Posted by: Gordon Danning | January 07, 2012 at 02:12 AM
dbt, ...provided that in the 985 other locations there were indeed no drugs despite real suspicion, i.e. false negatives are excluded. Otherwise it would be possible to boost the 'success' rate by simply 'checking' locations where it is known that no drugs are.
Posted by: Hartmut | January 07, 2012 at 05:40 AM
I am admittedly not knowledgeable concerning legal theory, etc, but it seems to my (very) layman mind that there is a disconnect between the results of lie detector tests not being admissable evidence, or even enough to establish probable cause, due to unreliability, but dogs being sufficient for probable cause despite unreliability. What is going on here - legally speaking?
Posted by: avedis | January 08, 2012 at 09:45 PM
I must agree with avedis that polygraphy was just about the first thing that came to mind when I read this. My rather cynical instincts say that polygraph tests are an unreliable, questionable heuristic that can and have been leveled at Our Kind of People, whereas drug-sniffing dogs are a rock-solid tool of forensic science that has time and again proven themselves reliable in our unifying national crusade against the Scourge of Drugs and Those People that use them.
Which doesn't even try to answer what's going on, legally speaking. Sadly, however, I'm not sure it really needs to, under the circumstances.
Posted by: envy | January 09, 2012 at 01:18 AM
Envy, I too have some very cynical thoughts around this. One is the same as yours. Another is that there is a subtle unconscious - yet real - strong affiliation/identification between authoritarian personalities and dogs; particularly of the German Shepard variety. A lot of cops actually see the dog as another cop, a buddy a partner in LE.
The machine, the polygraph, they don't like because it is not a cop.

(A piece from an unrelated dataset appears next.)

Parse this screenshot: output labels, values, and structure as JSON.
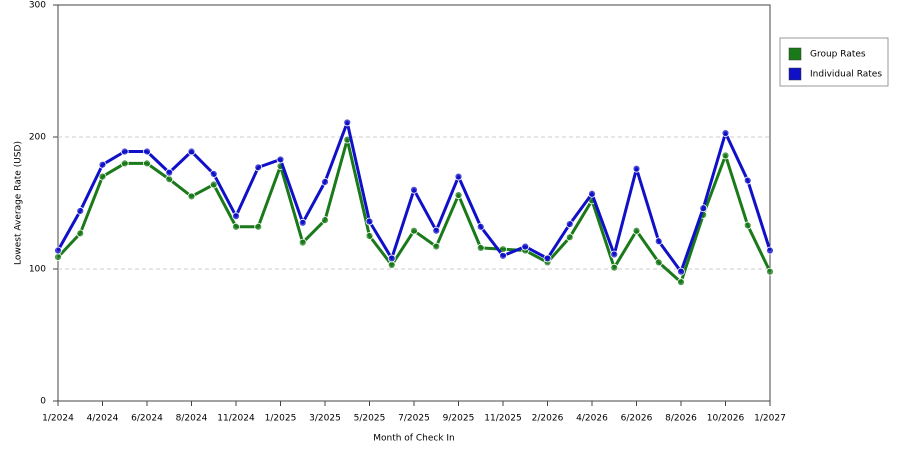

It is an unbiased technology and it can turn on a cop.
Still doesn't explain the court's persdpective; unless that attitude filters up - which it very well might.
Posted by: avedis | January 09, 2012 at 10:22 AM
@byomtov - re "A friend who taught law relates that he was in class one day and asked a student to look at a certain section of the textbook. When the student couldn't find the material my friend told him to:
"Look at the bottom of page xx, where the Arabic numerals are."
Came the response: "Arabic? I don't know any Arabic."
Well, your friend is only slightly less-dumb than the student, for verily I say unto you that xx is a ROMAN numeral, not an Arabic one.
I take it this was an American 'school', yeah? That would not surprise me in the least.
As to the gist of the article: it is silly that people act surprised when 'law' enforcement attempts to do an end-around on a section of the Bill of Rights, and then goes and gets a rubber stamp from some robed charlatan whose entire career has been underwritten by the government.
Codified Bills of Rights, when overseen by the political-parasite class, morph from "non-exhaustive sets of constraints on government" to "the last set of things you have left". And THEN, the parsing starts by the aforementioned robed charlatans.
4th amendment says "persons, houses, papers, and effects"? Well, a car is not an "effect" because some tax-feeder says so. And besides (continues the 'judge'), if a badged goon says he smells pot, the 4th can go fuck itself.
8th amendment prohibits cruel and unusual punishment? Well (sayeth the robed charlatan), locking someone up for 14 years for civil contempt doesn't violate the 8th because it wasn't PUNISHMENT, it was COERCION.
See how words work?
John Yoo - another charlatan in tax-funded sinecure - claimed that anything that didn't cause death or organ failure was not torture (and therefore not a violation on Geneva and common law prohibitions on same). To which I responded: give me John Yoo and a range of power tools and I will "non-torture" him until he changes his mind.